Hello,

On Fri, Nov 20, 2015, at 22:21, Tom Herbert wrote:
> Kernel Connection Multiplexor (KCM) is a facility that provides a
> message based interface over TCP for generic application protocols.
> The motivation for this is based on the observation that although
> TCP is byte stream transport protocol with no concept of message
> boundaries, a common use case is to implement a framed application
> layer protocol running over TCP. To date, most TCP stacks offer
> byte stream API for applications, which places the burden of message
> delineation, message I/O operation atomicity, and load balancing
> in the application. With KCM an application can efficiently send
> and receive application protocol messages over TCP using a
> datagram interface.

I am a bit struggling seeing a real need to come up with a new socket
type and subsystem for that. It looks like you want to solve the same
problem that PACKET_FANOUT does? TCP has TCP-PSH flag which could help
delimit messages and a way to improve FANOUT like PACKET_FANOUT would
solve this same problem, too? A propoer fallback has to be in user space
anyway but messages could maybe simply be flagged with an skb->mark and
fanout could push it to the correct FANOUT-subsocket.

> In order to delineate message in a TCP stream for receive in KCM, the
> kernel implements a message parser. For this we chose to employ BPF
> which is applied to the TCP stream. BPF code parses application layer
> messages and returns a message length. Nearly all binary application
> protocols are parsable in this manner, so KCM should be applicable
> across a wide range of applications. Other than message length
> determination in receive, KCM does not require any other application
> specific awareness. KCM does not implement any other application
> protocol semantics-- these are are provided in userspace or could be
> implemented in a kernel module layered above KCM.

For me this still looks a little bit like messages could be delimited by
TCP PSH flag, where we might need to have some more fine grained control
over and besides that just adding better fanout semantics to TCP, no?

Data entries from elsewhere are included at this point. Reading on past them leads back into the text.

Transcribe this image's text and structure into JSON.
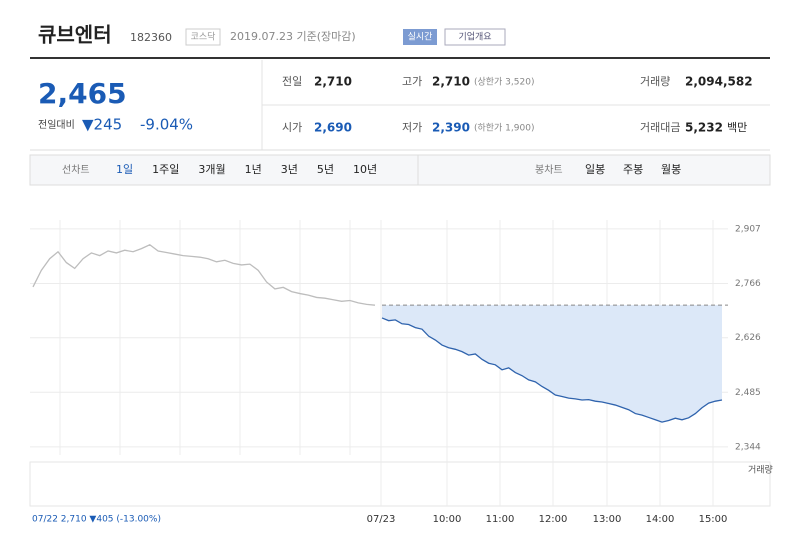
{
  "header": {
    "name": "큐브엔터",
    "code": "182360",
    "market": "코스닥",
    "date": "2019.07.23 기준(장마감)",
    "buttons": [
      "실시간",
      "기업개요"
    ]
  },
  "price": {
    "current": "2,465",
    "change_label": "전일대비",
    "change": "▼245",
    "change_pct": "-9.04%"
  },
  "summary": {
    "rows": [
      [
        {
          "label": "전일",
          "value": "2,710"
        },
        {
          "label": "고가",
          "value": "2,710",
          "note": "(상한가 3,520)"
        },
        {
          "label": "거래량",
          "value": "2,094,582"
        }
      ],
      [
        {
          "label": "시가",
          "value": "2,690"
        },
        {
          "label": "저가",
          "value": "2,390",
          "note": "(하한가 1,900)"
        },
        {
          "label": "거래대금",
          "value": "5,232",
          "note": "백만"
        }
      ]
    ]
  },
  "tabs": {
    "line_label": "선차트",
    "line": [
      "1일",
      "1주일",
      "3개월",
      "1년",
      "3년",
      "5년",
      "10년"
    ],
    "candle_label": "봉차트",
    "candle": [
      "일봉",
      "주봉",
      "월봉"
    ]
  },
  "chart_data": {
    "type": "line",
    "ylim": [
      2323,
      2930
    ],
    "yticks": [
      {
        "value": 2907,
        "label": "2,907"
      },
      {
        "value": 2766,
        "label": "2,766"
      },
      {
        "value": 2626,
        "label": "2,626"
      },
      {
        "value": 2485,
        "label": "2,485"
      },
      {
        "value": 2344,
        "label": "2,344"
      }
    ],
    "xlabels": [
      "07/23",
      "10:00",
      "11:00",
      "12:00",
      "13:00",
      "14:00",
      "15:00"
    ],
    "baseline": 2710,
    "volume_label": "거래량",
    "footer": "07/22 2,710 ▼405 (-13.00%)",
    "series": [
      {
        "color": "#bdbdbd",
        "values": [
          2757,
          2800,
          2830,
          2848,
          2820,
          2805,
          2830,
          2845,
          2838,
          2850,
          2845,
          2852,
          2848,
          2856,
          2866,
          2850,
          2846,
          2842,
          2838,
          2836,
          2834,
          2830,
          2822,
          2826,
          2818,
          2814,
          2816,
          2800,
          2770,
          2752,
          2756,
          2745,
          2740,
          2736,
          2730,
          2728,
          2724,
          2720,
          2722,
          2716,
          2712,
          2710
        ]
      },
      {
        "color": "#2f63ad",
        "fill": "#dce8f8",
        "values": [
          2677,
          2670,
          2672,
          2662,
          2660,
          2652,
          2648,
          2630,
          2620,
          2607,
          2600,
          2596,
          2590,
          2581,
          2584,
          2570,
          2560,
          2556,
          2543,
          2548,
          2536,
          2528,
          2517,
          2512,
          2500,
          2490,
          2478,
          2474,
          2470,
          2468,
          2465,
          2466,
          2462,
          2460,
          2456,
          2452,
          2446,
          2440,
          2430,
          2426,
          2420,
          2414,
          2408,
          2412,
          2418,
          2414,
          2419,
          2430,
          2445,
          2457,
          2462,
          2465
        ]
      }
    ]
  }
}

Do kcm sockets still allow streaming unlimited amounts of data? E.g. if
you want to pass a data stream attached to a rpc message? I think not
allowing streaming is a major shortcoming then (even though this will
induce head of line blocking).

> Future support:
> 
>  - Integration with TLS (TLS-in-kernel is a separate initiative).

This is interesting:

Regarding the last week's discussion about better OOB support in TCP
e.g. for SOCKET_DESTROY, do you already have a plan to handle TLS alerts
and do CHANGE_CIPHER on the socket synchronously?